Las Vegas — The BMW Group, Intel and Mobileye on Wednesday announced plans to deploy a fleet of about 40 autonomous BMW cars by the second half of 2017.
The fleet of BMW 7-Series test cars will first be deployed in the United States and Europe, with the purpose of demonstrating “the significant advancements made by the three companies towards fully autonomous driving,” according to officials.
“We at BMW Group know that no one of us is smarter in all of these technologies than all of us,” said Klaus Fröhlich, a member of the Board of Management of BMW AG for Development during a press conference at the CES technology trade show in Las Vegas. “That’s why we collaborate with the best. The best in-class technology partners.”
The German automaker announced its partnership with the two tech companies in July with the intention of introducing autonomous vehicles to the market by 2021.
Israeli tech company Mobileye is seen as a leader in advanced driver assistance systems that are crucial for autonomous vehicles. Its EyeQ5 high-performance computer vision processor will be responsible for processing and interpretation of input from the 360-degree surround-view vision sensors as well as localization.
Tech giant Intel has rapidly been increasing its presence in the automotive industry as a chip and software processing expert, and will do the same for the partnership with its newly launched GO processor solution for autonomous driving.
“We have this end-to-end system defined as a team,” said Intel CEO Brian Krzanich. “I think it’s a very compelling answer.”
The companies said the partnership is meant to be an open-platform, scalable network that other companies can join and use.
“What sets us apart is that we are inclusive. Rather than trying to set us apart from the world. We tell the world to come join us,” said Mobileye Cofounder, Chairman and CTO Professor Amnon Shashua. “There’s lots to be gained by sharing data, sharing resources.”
BMW is the latest to announce or launch a test fleet of autonomous vehicles with the goal of offering driverless vehicles to the public by 2021 or sooner.
General Motors Co. has been testing a fleet of more than 40 autonomous Bolt EVs in San Francisco and Scottsdale, Arizona.

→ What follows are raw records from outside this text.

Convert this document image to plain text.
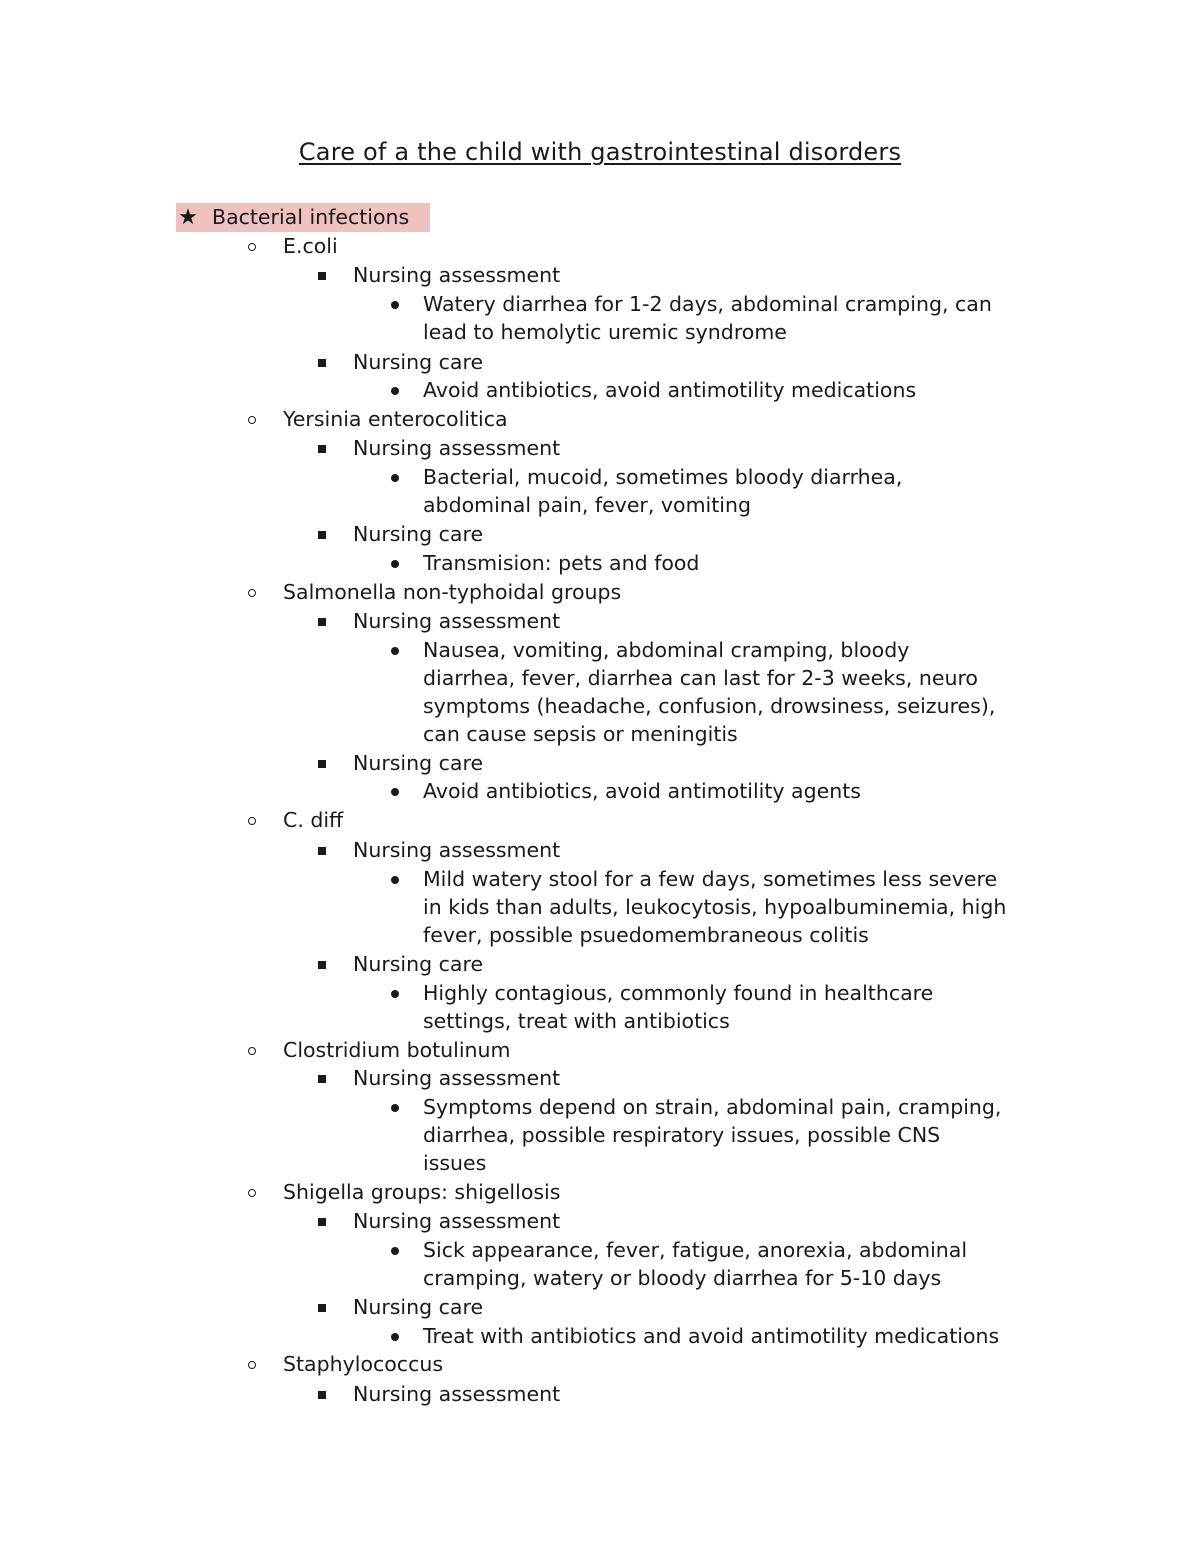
Care of a the child with gastrointestinal disorders
★ Bacterial infections
E.coli
Nursing assessment
Watery diarrhea for 1-2 days, abdominal cramping, can
lead to hemolytic uremic syndrome
Nursing care
Avoid antibiotics, avoid antimotility medications
Yersinia enterocolitica
Nursing assessment
Bacterial, mucoid, sometimes bloody diarrhea,
abdominal pain, fever, vomiting
Nursing care
Transmision: pets and food
Salmonella non-typhoidal groups
Nursing assessment
Nausea, vomiting, abdominal cramping, bloody
diarrhea, fever, diarrhea can last for 2-3 weeks, neuro
symptoms (headache, confusion, drowsiness, seizures),
can cause sepsis or meningitis
Nursing care
Avoid antibiotics, avoid antimotility agents
C. diff
Nursing assessment
Mild watery stool for a few days, sometimes less severe
in kids than adults, leukocytosis, hypoalbuminemia, high
fever, possible psuedomembraneous colitis
Nursing care
Highly contagious, commonly found in healthcare
settings, treat with antibiotics
Clostridium botulinum
Nursing assessment
Symptoms depend on strain, abdominal pain, cramping,
diarrhea, possible respiratory issues, possible CNS
issues
Shigella groups: shigellosis
Nursing assessment
Sick appearance, fever, fatigue, anorexia, abdominal
cramping, watery or bloody diarrhea for 5-10 days
Nursing care
Treat with antibiotics and avoid antimotility medications
Staphylococcus
Nursing assessment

It recently announced plans to immediately begin testing self-driving Chevrolet Bolt EVs on public roads in Michigan and will build the next-generation autonomous Bolt EV at its Orion Assembly Plant.
The Detroit-based automaker acquired Cruise Automation, a San Francisco autonomous vehicle software startup, earlier this year. The teams have been working together to quicken GM’s eventual deployment of self-driving cars.

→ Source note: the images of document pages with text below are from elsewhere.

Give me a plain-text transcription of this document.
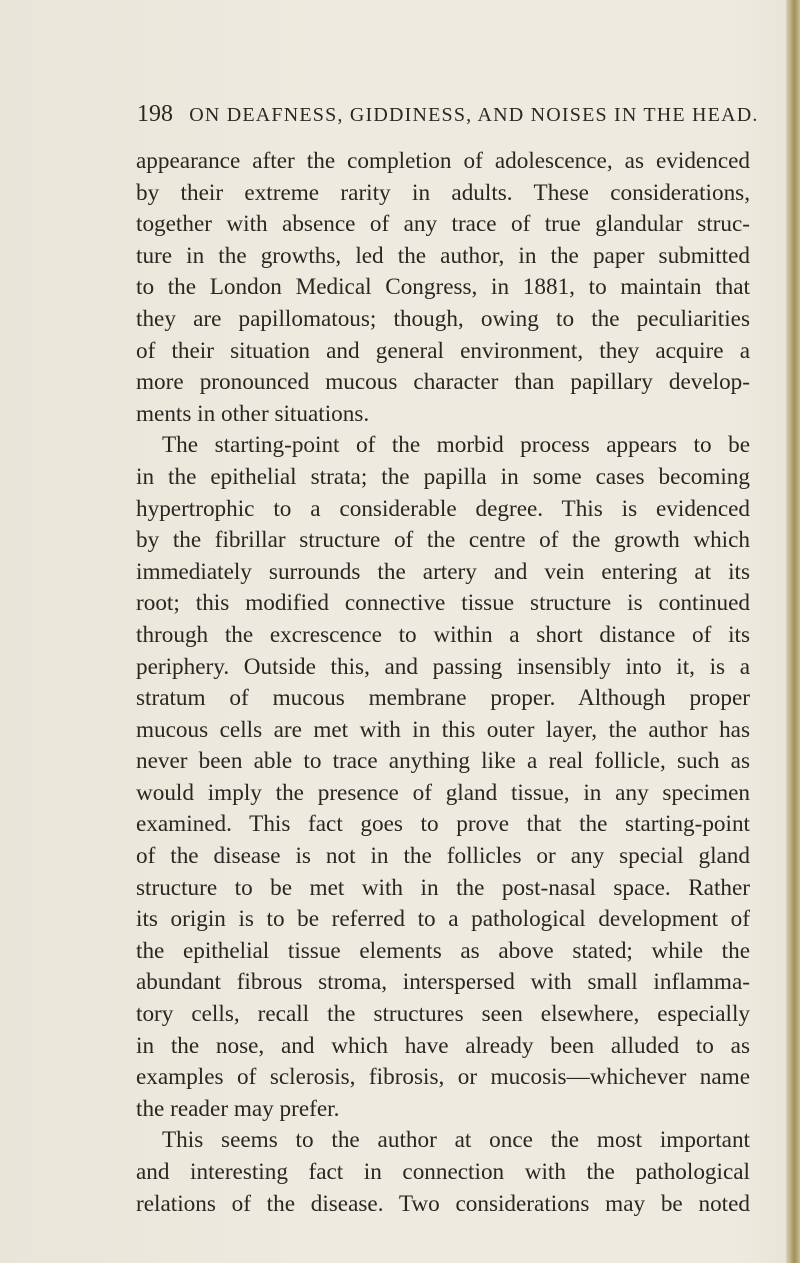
198 ON DEAFNESS, GIDDINESS, AND NOISES IN THE HEAD.
appearance after the completion of adolescence, as evidenced
by their extreme rarity in adults. These considerations,
together with absence of any trace of true glandular struc-
ture in the growths, led the author, in the paper submitted
to the London Medical Congress, in 1881, to maintain that
they are papillomatous; though, owing to the peculiarities
of their situation and general environment, they acquire a
more pronounced mucous character than papillary develop-
ments in other situations.
The starting-point of the morbid process appears to be
in the epithelial strata; the papilla in some cases becoming
hypertrophic to a considerable degree. This is evidenced
by the fibrillar structure of the centre of the growth which
immediately surrounds the artery and vein entering at its
root; this modified connective tissue structure is continued
through the excrescence to within a short distance of its
periphery. Outside this, and passing insensibly into it, is a
stratum of mucous membrane proper. Although proper
mucous cells are met with in this outer layer, the author has
never been able to trace anything like a real follicle, such as
would imply the presence of gland tissue, in any specimen
examined. This fact goes to prove that the starting-point
of the disease is not in the follicles or any special gland
structure to be met with in the post-nasal space. Rather
its origin is to be referred to a pathological development of
the epithelial tissue elements as above stated; while the
abundant fibrous stroma, interspersed with small inflamma-
tory cells, recall the structures seen elsewhere, especially
in the nose, and which have already been alluded to as
examples of sclerosis, fibrosis, or mucosis—whichever name
the reader may prefer.
This seems to the author at once the most important
and interesting fact in connection with the pathological
relations of the disease. Two considerations may be noted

Ford Motor Co. announced last year it wants to have a fully driverless car without steering wheel or pedals on the road by 2021. It has been testing self-driving Fusion hybrids on Michigan roads since July 2015, with safety drivers, and has tested in the winter at MCity in Ann Arbor.

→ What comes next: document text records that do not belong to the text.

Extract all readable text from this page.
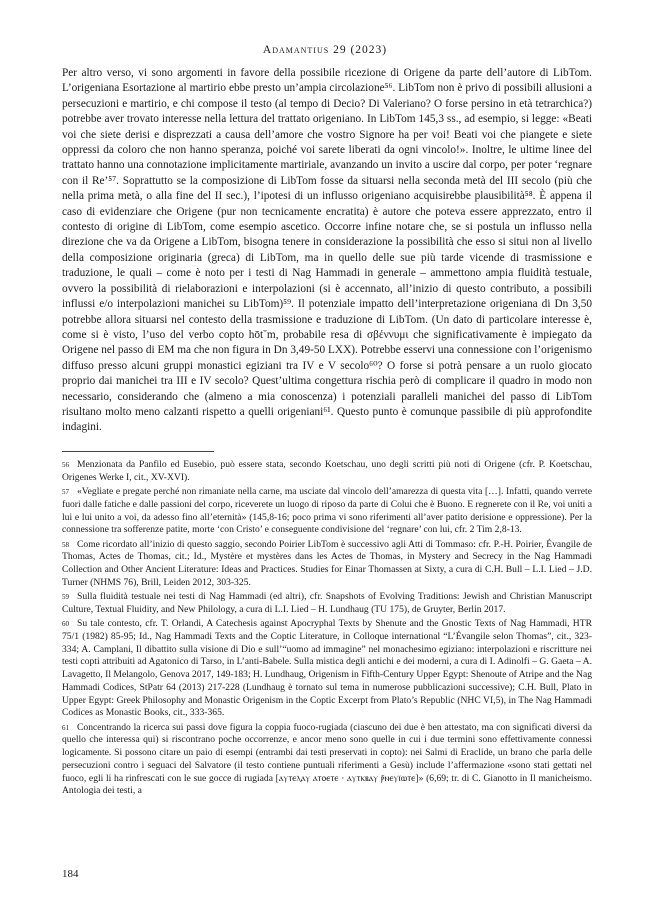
Adamantius 29 (2023)

Per altro verso, vi sono argomenti in favore della possibile ricezione di Origene da parte dell’autore di LibTom. L’origeniana Esortazione al martirio ebbe presto un’ampia circolazione⁵⁶. LibTom non è privo di possibili allusioni a persecuzioni e martirio, e chi compose il testo (al tempo di Decio? Di Valeriano? O forse persino in età tetrarchica?) potrebbe aver trovato interesse nella lettura del trattato origeniano. In LibTom 145,3 ss., ad esempio, si legge: «Beati voi che siete derisi e disprezzati a causa dell’amore che vostro Signore ha per voi! Beati voi che piangete e siete oppressi da coloro che non hanno speranza, poiché voi sarete liberati da ogni vincolo!». Inoltre, le ultime linee del trattato hanno una connotazione implicitamente martiriale, avanzando un invito a uscire dal corpo, per poter ‘regnare con il Re’⁵⁷. Soprattutto se la composizione di LibTom fosse da situarsi nella seconda metà del III secolo (più che nella prima metà, o alla fine del II sec.), l’ipotesi di un influsso origeniano acquisirebbe plausibilità⁵⁸. È appena il caso di evidenziare che Origene (pur non tecnicamente encratita) è autore che poteva essere apprezzato, entro il contesto di origine di LibTom, come esempio ascetico. Occorre infine notare che, se si postula un influsso nella direzione che va da Origene a LibTom, bisogna tenere in considerazione la possibilità che esso si situi non al livello della composizione originaria (greca) di LibTom, ma in quello delle sue più tarde vicende di trasmissione e traduzione, le quali – come è noto per i testi di Nag Hammadi in generale – ammettono ampia fluidità testuale, ovvero la possibilità di rielaborazioni e interpolazioni (si è accennato, all’inizio di questo contributo, a possibili influssi e/o interpolazioni manichei su LibTom)⁵⁹. Il potenziale impatto dell’interpretazione origeniana di Dn 3,50 potrebbe allora situarsi nel contesto della trasmissione e traduzione di LibTom. (Un dato di particolare interesse è, come si è visto, l’uso del verbo copto hōt˘m, probabile resa di σβέννυμι che significativamente è impiegato da Origene nel passo di EM ma che non figura in Dn 3,49-50 LXX). Potrebbe esservi una connessione con l’origenismo diffuso presso alcuni gruppi monastici egiziani tra IV e V secolo⁶⁰? O forse si potrà pensare a un ruolo giocato proprio dai manichei tra III e IV secolo? Quest’ultima congettura rischia però di complicare il quadro in modo non necessario, considerando che (almeno a mia conoscenza) i potenziali paralleli manichei del passo di LibTom risultano molto meno calzanti rispetto a quelli origeniani⁶¹. Questo punto è comunque passibile di più approfondite indagini.

$^{56}$ Menzionata da Panfilo ed Eusebio, può essere stata, secondo Koetschau, uno degli scritti più noti di Origene (cfr. P. Koetschau, Origenes Werke I, cit., XV-XVI).

$^{57}$ «Vegliate e pregate perché non rimaniate nella carne, ma usciate dal vincolo dell’amarezza di questa vita […]. Infatti, quando verrete fuori dalle fatiche e dalle passioni del corpo, riceverete un luogo di riposo da parte di Colui che è Buono. E regnerete con il Re, voi uniti a lui e lui unito a voi, da adesso fino all’eternità» (145,8-16; poco prima vi sono riferimenti all’aver patito derisione e oppressione). Per la connessione tra sofferenze patite, morte ‘con Cristo’ e conseguente condivisione del ‘regnare’ con lui, cfr. 2 Tim 2,8-13.

$^{58}$ Come ricordato all’inizio di questo saggio, secondo Poirier LibTom è successivo agli Atti di Tommaso: cfr. P.-H. Poirier, Évangile de Thomas, Actes de Thomas, cit.; Id., Mystère et mystères dans les Actes de Thomas, in Mystery and Secrecy in the Nag Hammadi Collection and Other Ancient Literature: Ideas and Practices. Studies for Einar Thomassen at Sixty, a cura di C.H. Bull – L.I. Lied – J.D. Turner (NHMS 76), Brill, Leiden 2012, 303-325.

$^{59}$ Sulla fluidità testuale nei testi di Nag Hammadi (ed altri), cfr. Snapshots of Evolving Traditions: Jewish and Christian Manuscript Culture, Textual Fluidity, and New Philology, a cura di L.I. Lied – H. Lundhaug (TU 175), de Gruyter, Berlin 2017.

$^{60}$ Su tale contesto, cfr. T. Orlandi, A Catechesis against Apocryphal Texts by Shenute and the Gnostic Texts of Nag Hammadi, HTR 75/1 (1982) 85-95; Id., Nag Hammadi Texts and the Coptic Literature, in Colloque international “L’Évangile selon Thomas”, cit., 323-334; A. Camplani, Il dibattito sulla visione di Dio e sull’“uomo ad immagine” nel monachesimo egiziano: interpolazioni e riscritture nei testi copti attribuiti ad Agatonico di Tarso, in L’anti-Babele. Sulla mistica degli antichi e dei moderni, a cura di I. Adinolfi – G. Gaeta – A. Lavagetto, Il Melangolo, Genova 2017, 149-183; H. Lundhaug, Origenism in Fifth-Century Upper Egypt: Shenoute of Atripe and the Nag Hammadi Codices, StPatr 64 (2013) 217-228 (Lundhaug è tornato sul tema in numerose pubblicazioni successive); C.H. Bull, Plato in Upper Egypt: Greek Philosophy and Monastic Origenism in the Coptic Excerpt from Plato’s Republic (NHC VI,5), in The Nag Hammadi Codices as Monastic Books, cit., 333-365.

$^{61}$ Concentrando la ricerca sui passi dove figura la coppia fuoco-rugiada (ciascuno dei due è ben attestato, ma con significati diversi da quello che interessa qui) si riscontrano poche occorrenze, e ancor meno sono quelle in cui i due termini sono effettivamente connessi logicamente. Si possono citare un paio di esempi (entrambi dai testi preservati in copto): nei Salmi di Eraclide, un brano che parla delle persecuzioni contro i seguaci del Salvatore (il testo contiene puntuali riferimenti a Gesù) include l’affermazione «sono stati gettati nel fuoco, egli li ha rinfrescati con le sue gocce di rugiada [ⲁⲩⲧⲉⲗⲁⲩ ⲁⲧⲟⲉⲧⲉ · ⲁⲩⲧⲕⲃⲁⲩ ⲣ̄ⲛⲉⲩⲓ̈ⲱⲧⲉ]» (6,69; tr. di C. Gianotto in Il manicheismo. Antologia dei testi, a

184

The Dearborn-based automaker announced prior to CES that it will debut its second-generation of autonomous Ford Fusions in Las Vegas. The automaker recently completed 20 upgraded Ford Fusion Hybrid autonomous development vehicles to add to its fleet of 10 vehicles that debuted in 2013, with plans to add 60 more by the end of 2017.
Toyota Motor Corp. in April said it will collaborate with the University of Michigan to create a major autonomous vehicle research base in Ann Arbor as part of its $1 billion Toyota Research Institute in California.
The Japanese automaker already has been testing autonomous vehicle technology at its Toyota Technical Center in Ann Arbor for more than a decade. A group of about 15 workers from the TTC will transfer to the new Ann Arbor facility when it opens, Toyota said.
Others such as Volvo Group, Hyundai Motor Co. and others have launched or announced partnerships for launching fleets of autonomous vehicles.